A gente passou por um rasgo grande no casco. O ar lá dentro estava mais fresco. Cheirava a ferrugem, madeira úmida e algo levemente doce, talvez tecido velho. A maior parte da estrutura agora parecia oca. As paredes curvavam sobre nossas cabeças, com costelas de metal arqueando como o interior de um esqueleto gigante. A luz entrava por fendas e buracos, formando formas pálidas no chão.

Havia destroços por todo lado, mas não parecia caótico. Os bancos estavam soltos, mas não destruídos completamente. Caixotes tinham rachado, mas o conteúdo ainda estava agrupado por perto. Papéis, agora amarelos e frágeis, formavam pequenas pilhas em vez de estarem espalhados para todo lado. Quase parecia intencional. Como se alguém tivesse arrumado tudo depois do acidente e depois simplesmente ido embora.

O metal estava enferrujando feio. Quando toquei de leve numa superfície, flocos saíram e grudaram nos meus dedos. Alguns painéis estavam amassados para dentro, outros retorcidos. Fios pendiam soltos do teto. Em alguns pontos o chão cedia um pouco sob nosso peso, fazendo um som oco e abafado.

Considerando o tempo que aquilo devia estar ali, não seria surpresa se tivesse virado casa de todo tipo de bicho. E tinha mesmo. Insetos andavam pelas vigas. Roedores disparavam entre as sombras. Eu até vi sapos descansando em pequenas poças formadas nas depressões rasas do chão. Por fora estava coberto de musgo, mas por dentro estava mais limpo do que eu imaginava. Empoeirado, sim. Velho, com certeza. Mas não completamente dominado pela natureza.

O Sam e eu tínhamos nossas lanternas e uma mochila pequena com suprimentos. Éramos imprudentes, mas não completamente idiotas. Os feixes de luz cortavam o interior escuro, iluminando a poeira que flutuava. Todo som que fazíamos parecia mais alto do que deveria. Nossos passos. Nossa respiração. Até o leve arrastar dos nossos sapatos no metal.

Foi aí que eu encontrei o caixote.

Ele estava guardado perto do que parecia ser uma área de armazenamento. A madeira tinha apodrecido e rachado, mas dentro havia várias garrafas cheias de líquido vermelho. Algumas tinham quebrado, e o conteúdo secou há muito tempo, manchando o chão. Outras estavam intactas e perfeitamente lacradas, cobertas por uma fina camada de sujeira.

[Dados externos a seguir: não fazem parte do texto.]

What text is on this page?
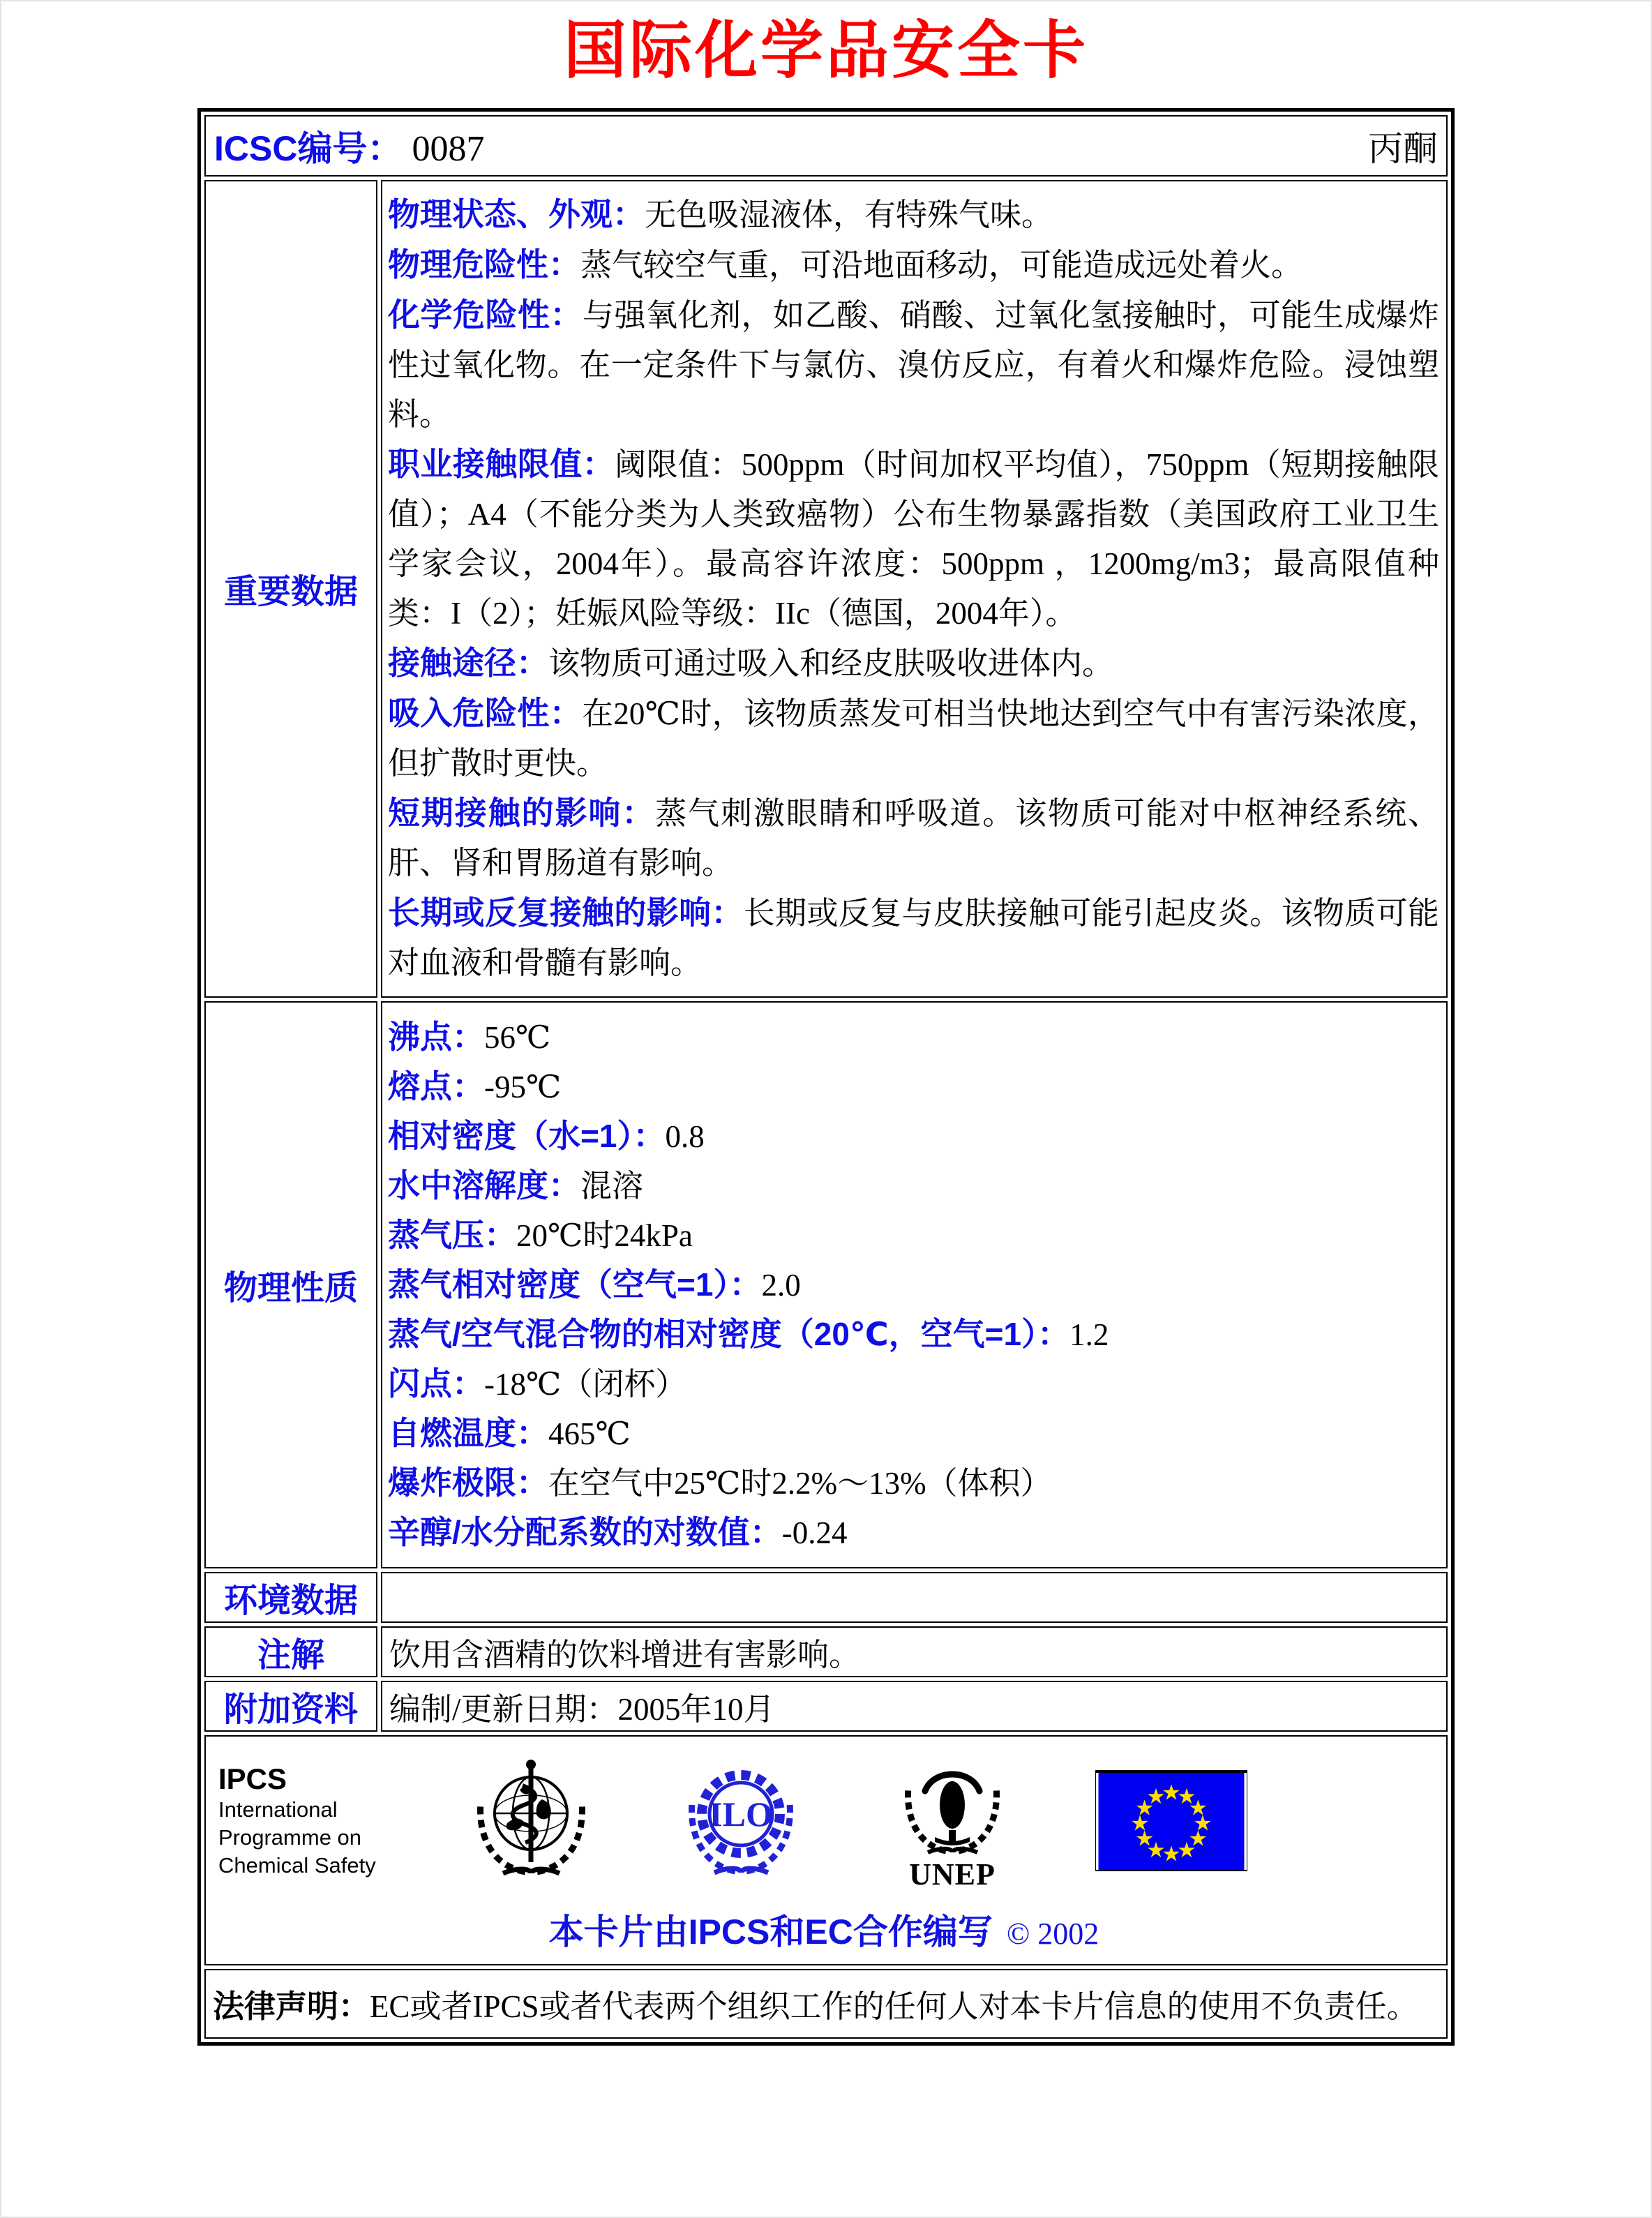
国际化学品安全卡
ICSC编号： 0087 丙酮	

重要数据	

物理状态、外观：无色吸湿液体，有特殊气味。

物理危险性：蒸气较空气重，可沿地面移动，可能造成远处着火。

化学危险性：与强氧化剂，如乙酸、硝酸、过氧化氢接触时，可能生成爆炸性过氧化物。在一定条件下与氯仿、溴仿反应，有着火和爆炸危险。浸蚀塑料。

职业接触限值：阈限值：500ppm（时间加权平均值），750ppm（短期接触限值）；A4（不能分类为人类致癌物）公布生物暴露指数（美国政府工业卫生学家会议，2004年）。最高容许浓度：500ppm ，1200mg/m3；最高限值种类：I（2）；妊娠风险等级：IIc（德国，2004年）。

接触途径：该物质可通过吸入和经皮肤吸收进体内。

吸入危险性：在20℃时，该物质蒸发可相当快地达到空气中有害污染浓度，但扩散时更快。

短期接触的影响：蒸气刺激眼睛和呼吸道。该物质可能对中枢神经系统、肝、肾和胃肠道有影响。

长期或反复接触的影响：长期或反复与皮肤接触可能引起皮炎。该物质可能对血液和骨髓有影响。

物理性质	

沸点：56℃

熔点：-95℃

相对密度（水=1）：0.8

水中溶解度：混溶

蒸气压：20℃时24kPa

蒸气相对密度（空气=1）：2.0

蒸气/空气混合物的相对密度（20℃，空气=1）：1.2

闪点：-18℃（闭杯）

自燃温度：465℃

爆炸极限：在空气中25℃时2.2%～13%（体积）

辛醇/水分配系数的对数值：-0.24

环境数据	
注解	饮用含酒精的饮料增进有害影响。
附加资料	编制/更新日期：2005年10月

IPCS
International
Programme on
Chemical Safety
ILO
UNEP
★
★
★
★
★
★
★
★
★
★
★
★
本卡片由IPCS和EC合作编写 © 2002

法律声明：EC或者IPCS或者代表两个组织工作的任何人对本卡片信息的使用不负责任。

Limpei uma com a manga da camisa e li o rótulo. Vinho tinto. Zinfandel. Chamei o Sam. Ele deu um assobio baixo.

Como dizem que vinho fica melhor envelhecido, achamos que podíamos levar algumas das garrafas intactas. Parecia que tínhamos achado um tesouro. Algo normal e valioso no meio de toda aquela estranheza.

Depois que guardamos algumas garrafas na mochila, decidimos que era hora de cair fora. A floresta lá fora estava ficando mais escura. A luz laranja tinha dado lugar a algo mais cinzento e fraco. As sombras dentro do dirigível se alongavam, preenchendo as paredes curvas.

Voltamos com cuidado por entre os destroços. O interior parecia mais silencioso do que antes. Até os insetos estavam menos ativos. Ou talvez a gente só estivesse prestando mais atenção.

Foi nesse momento que o Sam parou.

— Ei, Arch — disse ele, sem se virar. — Este zepelim voava com a ajuda de um piloto, né?

— É — respondi. — Provavelmente precisava até de uma equipe de pilotos.

— E devia ter passageiros também.

— É, provavelmente alguns.

De repente, uma barata voou direto na minha cara. Pulei para trás, me contorcendo de nojo. Minha lanterna piscou na minha mão, a luz enfraquecendo e fortalecendo de forma irregular. O interior ao nosso redor pareceu ficar mais escuro por um segundo.

Enquanto eu tentava consertar a lanterna, o Sam falou de novo, a voz mais baixa agora:

— Se tinha gente neste dirigível… por que não tem nenhum corpo ou esqueleto por aqui?